Project Connects Coursework and Real Life, Focuses on Creative Social Action
Andrea Singer | January 29, 2007
What happens when we reach across boundaries —
whether social or cultural, geographical or political,
visible or perceived — to listen to stories,
which are different from our own? People from different
walks of life often never connect with one another,
even though they may pass each other on the street.
Creative social action is the focus of Andrea Singer
and her husband, Bill Stewart, in an interdisciplinary,
cross-institutional project, which brings together
art and philosophy students from San Diego City College,
Sixth College students from the University of California
San Diego and recovering substance abusers from A
New Path, a non-profit organization of parents, citizens
and community leaders who focus on treatment rather
than incarceration for non-violent drug offenders.
"We wanted to create a peak educational and community-based
experience for our students,” says Singer, professor
of art and design at City College. She and Stewart,
who is a professor of philosophy at City College,
decided to put theory into practice by inviting students
to make connections between their coursework and real
life, reaching out to members of the community with
whom they would not typically have contact. Singer
and Stewart also teach a practicum course at Sixth
Working with graduates of A New Path, students from
three college courses participated in the project.
The Sixth College practicum course focused on the
interplay of culture, art and technology by asking
students to engage in a community-based project, develop
collaborative skills, adopt an interdisciplinary approach
and use creative work as a basis for inquiry. Stewart’s
City College philosophy course, Perspectives on Human
Nature and Society, took students on an introspective
journey by looking at how different cultures view
the idea of the individual and the role of the individual
in society. Singer’s City College art and design
course, Studio Practices, gave students an opportunity
to go beyond the typical classroom simulation, where
students produce “paper projects” as an
end in themselves. The objective of this course was
to engage students in the complete art-making process,
from start to finish. According to Singer, it is important
for students to “experience what it’s
really like to be a producing artist, with all its
joys and hiccups.”
Singer emphasizes that an important intent of the
project was to work in partnership with another academic
institution and an organization in the community in
order to “create a more diverse learning environment
for students.”The work students completed was
designed to have a lasting effect on the community.
Singer adds that one of the outcomes of the project
was “to bring the stories of Prop. 36 graduates
to a broader audience and help reduce the stigma of
substance abuse and addiction.” The Substance
Abuse and Crime Prevention Act, also known as Prop.
36, requires that people arrested for non-violent
drug possession for the first or second time be given
the option of a year in treatment rather than going
Each student in the project was paired with a New
Path graduate in order to interview them about their
life and their experiences, from addiction to recovery.
Students were then asked to represent these stories
by creating poetry and a final art piece that reflected
their interview and took shape as a handmade book,
a multimedia presentation, performance art, or an
installation.

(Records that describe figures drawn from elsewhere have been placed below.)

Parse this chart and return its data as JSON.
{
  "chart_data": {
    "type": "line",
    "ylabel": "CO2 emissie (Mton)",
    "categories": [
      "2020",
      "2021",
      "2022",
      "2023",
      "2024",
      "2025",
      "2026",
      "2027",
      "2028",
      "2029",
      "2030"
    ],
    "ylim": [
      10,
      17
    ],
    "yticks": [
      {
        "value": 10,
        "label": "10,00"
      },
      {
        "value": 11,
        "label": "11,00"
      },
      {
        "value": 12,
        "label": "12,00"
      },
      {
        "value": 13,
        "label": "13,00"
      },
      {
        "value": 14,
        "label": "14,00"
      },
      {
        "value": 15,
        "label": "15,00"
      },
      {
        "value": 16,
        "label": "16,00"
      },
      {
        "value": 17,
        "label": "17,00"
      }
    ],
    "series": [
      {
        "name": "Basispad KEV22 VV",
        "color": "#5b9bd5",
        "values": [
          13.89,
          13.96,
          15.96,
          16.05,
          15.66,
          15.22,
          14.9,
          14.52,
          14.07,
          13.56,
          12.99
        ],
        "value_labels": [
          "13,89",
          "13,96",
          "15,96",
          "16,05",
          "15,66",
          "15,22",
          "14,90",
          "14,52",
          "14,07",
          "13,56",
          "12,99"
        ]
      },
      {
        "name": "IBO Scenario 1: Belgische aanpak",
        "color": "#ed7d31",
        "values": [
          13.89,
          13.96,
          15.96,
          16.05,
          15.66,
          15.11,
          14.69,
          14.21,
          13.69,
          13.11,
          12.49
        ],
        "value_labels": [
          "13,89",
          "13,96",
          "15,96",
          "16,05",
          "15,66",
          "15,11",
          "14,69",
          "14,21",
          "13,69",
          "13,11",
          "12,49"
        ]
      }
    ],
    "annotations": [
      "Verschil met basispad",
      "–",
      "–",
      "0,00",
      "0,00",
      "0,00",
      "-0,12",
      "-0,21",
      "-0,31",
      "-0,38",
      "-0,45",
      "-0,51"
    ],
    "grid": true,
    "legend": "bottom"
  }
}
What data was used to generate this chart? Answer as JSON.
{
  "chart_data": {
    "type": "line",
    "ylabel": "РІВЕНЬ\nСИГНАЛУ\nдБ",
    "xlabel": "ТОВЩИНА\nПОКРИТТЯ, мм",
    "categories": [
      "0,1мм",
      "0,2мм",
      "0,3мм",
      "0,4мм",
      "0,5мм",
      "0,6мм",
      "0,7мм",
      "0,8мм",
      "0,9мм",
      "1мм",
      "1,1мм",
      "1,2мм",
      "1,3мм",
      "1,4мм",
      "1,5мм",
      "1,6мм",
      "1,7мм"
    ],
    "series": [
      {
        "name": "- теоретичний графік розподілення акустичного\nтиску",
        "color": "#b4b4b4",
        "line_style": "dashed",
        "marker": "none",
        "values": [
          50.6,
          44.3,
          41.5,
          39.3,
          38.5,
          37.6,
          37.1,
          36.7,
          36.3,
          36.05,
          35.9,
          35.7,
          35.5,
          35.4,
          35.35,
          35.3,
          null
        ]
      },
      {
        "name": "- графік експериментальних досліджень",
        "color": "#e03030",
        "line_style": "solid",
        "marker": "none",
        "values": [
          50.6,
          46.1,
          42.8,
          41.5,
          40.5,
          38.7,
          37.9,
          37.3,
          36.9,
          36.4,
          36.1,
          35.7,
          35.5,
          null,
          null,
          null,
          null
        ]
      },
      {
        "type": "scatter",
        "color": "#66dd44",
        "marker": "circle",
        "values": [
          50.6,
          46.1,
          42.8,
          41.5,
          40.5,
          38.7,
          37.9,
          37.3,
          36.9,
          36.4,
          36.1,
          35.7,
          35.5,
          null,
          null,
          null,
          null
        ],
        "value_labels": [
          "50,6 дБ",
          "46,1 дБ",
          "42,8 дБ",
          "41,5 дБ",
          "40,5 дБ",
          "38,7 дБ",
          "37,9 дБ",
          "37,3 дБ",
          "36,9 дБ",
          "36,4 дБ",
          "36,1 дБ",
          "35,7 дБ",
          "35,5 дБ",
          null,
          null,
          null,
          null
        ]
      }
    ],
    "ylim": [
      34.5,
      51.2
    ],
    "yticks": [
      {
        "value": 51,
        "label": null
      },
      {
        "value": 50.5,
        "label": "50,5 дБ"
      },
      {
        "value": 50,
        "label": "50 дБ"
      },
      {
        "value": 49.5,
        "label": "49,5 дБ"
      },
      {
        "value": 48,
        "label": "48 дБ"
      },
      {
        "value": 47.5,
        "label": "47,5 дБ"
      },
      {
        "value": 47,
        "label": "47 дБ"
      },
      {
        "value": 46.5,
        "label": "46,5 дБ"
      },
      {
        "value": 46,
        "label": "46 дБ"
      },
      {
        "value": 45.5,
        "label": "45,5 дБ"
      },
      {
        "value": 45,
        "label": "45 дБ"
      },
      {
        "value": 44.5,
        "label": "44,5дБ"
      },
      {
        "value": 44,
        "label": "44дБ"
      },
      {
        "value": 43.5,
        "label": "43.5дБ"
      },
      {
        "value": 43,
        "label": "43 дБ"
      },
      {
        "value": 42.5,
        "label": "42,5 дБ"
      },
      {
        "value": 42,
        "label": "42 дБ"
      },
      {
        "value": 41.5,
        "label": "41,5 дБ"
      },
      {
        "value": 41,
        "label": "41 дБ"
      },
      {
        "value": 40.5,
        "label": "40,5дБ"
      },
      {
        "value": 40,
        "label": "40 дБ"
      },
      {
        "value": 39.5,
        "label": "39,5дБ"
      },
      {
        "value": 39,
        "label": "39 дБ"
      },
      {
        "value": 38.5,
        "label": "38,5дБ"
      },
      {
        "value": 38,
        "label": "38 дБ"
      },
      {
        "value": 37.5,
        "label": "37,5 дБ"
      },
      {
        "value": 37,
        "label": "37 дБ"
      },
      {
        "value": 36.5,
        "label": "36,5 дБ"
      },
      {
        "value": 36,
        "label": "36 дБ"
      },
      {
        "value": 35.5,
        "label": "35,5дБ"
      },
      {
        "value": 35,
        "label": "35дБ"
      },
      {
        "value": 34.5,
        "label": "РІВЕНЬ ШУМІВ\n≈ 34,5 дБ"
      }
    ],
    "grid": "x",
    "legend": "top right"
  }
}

The “found poems” (created
by selecting quotes from the interviews) and the participant’s
artwork will be part of an exhibit entitled “We
Pass Each Other on the Street.” The exhibit
will be held at Sixth College on the UCSD campus.
An opening reception will take place from 4 to 7 p.m.

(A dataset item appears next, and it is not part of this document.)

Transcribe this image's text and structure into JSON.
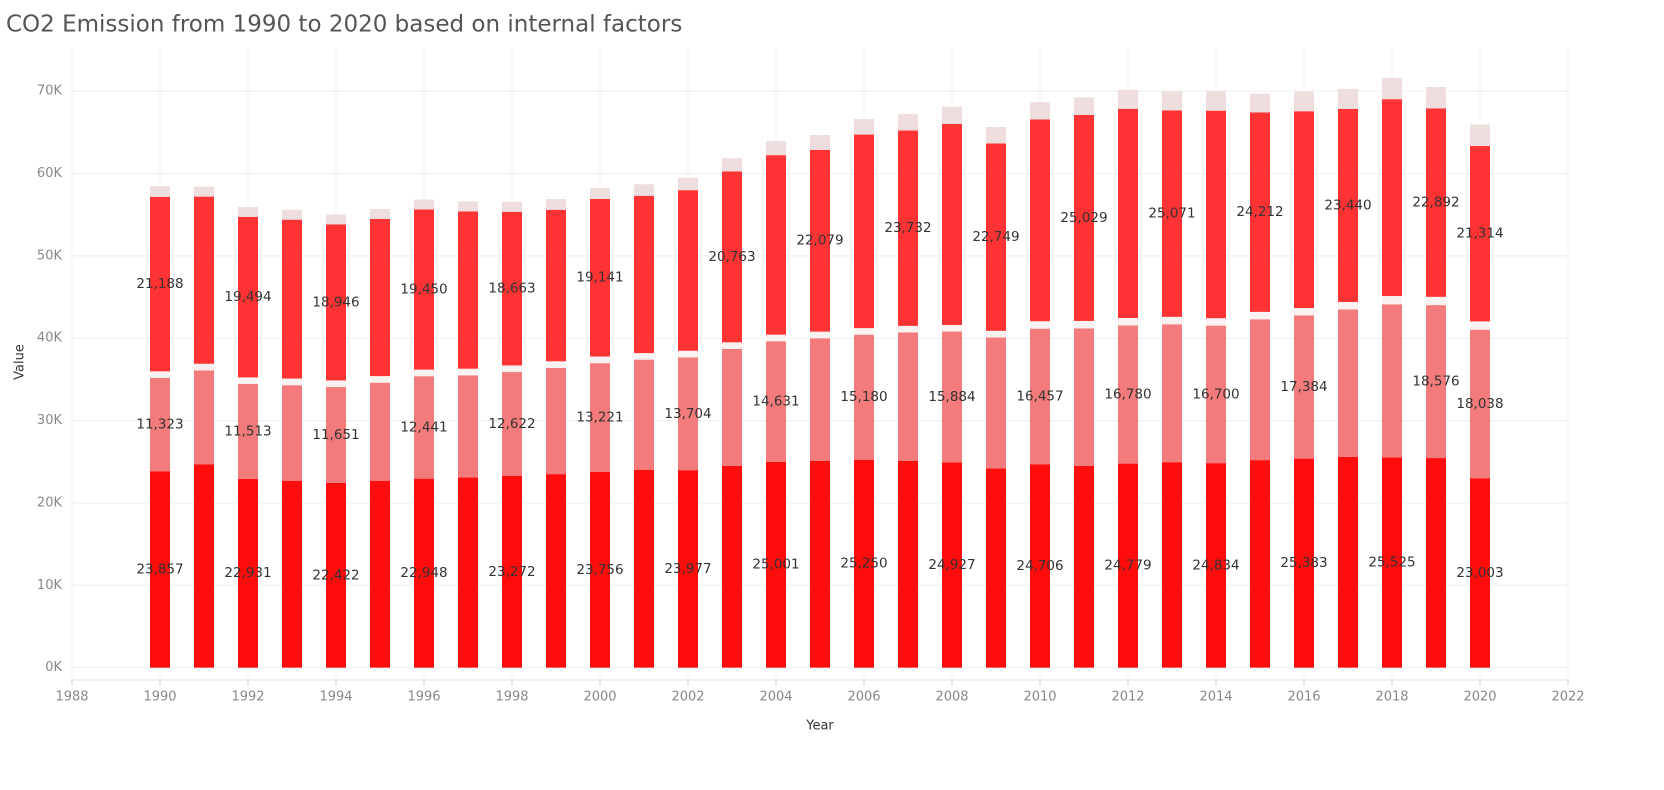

Thursday in the lobby of Pepper Tree Canyon Hall.
Excerpts from the poetry and interviews will also
be brought together into an artist’s book, a
comprehensive outcome of the project created by local
graphic designer Lisa Starace.
Stewart points out that one of the objectives of the project was “to create art with a purpose, to show students that art does not have to be produced simply for art’s sake, but can be a vehicle for transformation. Art can illuminate, educate and create positive social change.”
UCSD student Marilyn Shapley said of her experience interviewing her Prop. 36 partner: "I feel like all preconceptions and stereotypes are broken down when a face and a life are attached. I always thought of drug addicts as something outside of my life. When I met Suzanne, I realized we had so many similar personality traits. Looking at her made me realize that addiction is not as far away as I might like to think."
A City College student reflecting on the outcomes of this educational experience said, "I think these classes will have a very long-lasting impact on my life in the way that I consciously react to other people and the way I view the world."
Singer and Stewart found that students were deeply moved by the stories they collected and believe that the exhibit will reflect the powerful transformative process, which was experienced by both the graduates from A New Path and the college students. According to Stewart, “In a society that emphasizes the merits of rugged individualism, the importance of personal wealth and the drive for status, this intersection of courses seeks to offer students alternative ways of thinking, alternative ways of behaving and alternative ways of moving through the world. We challenge them to consider: What if life is not just about us? What if it is about our relation to others? What if success is not simply measured in terms of personal material gain but in terms of how we touch the world and others?”
“When education is most successful,”adds
Singer, “it teaches students not simply to hold
new ideas in their heads, but it shows students how
to allow those ideas to positively transform their
lives and the lives of those around them.”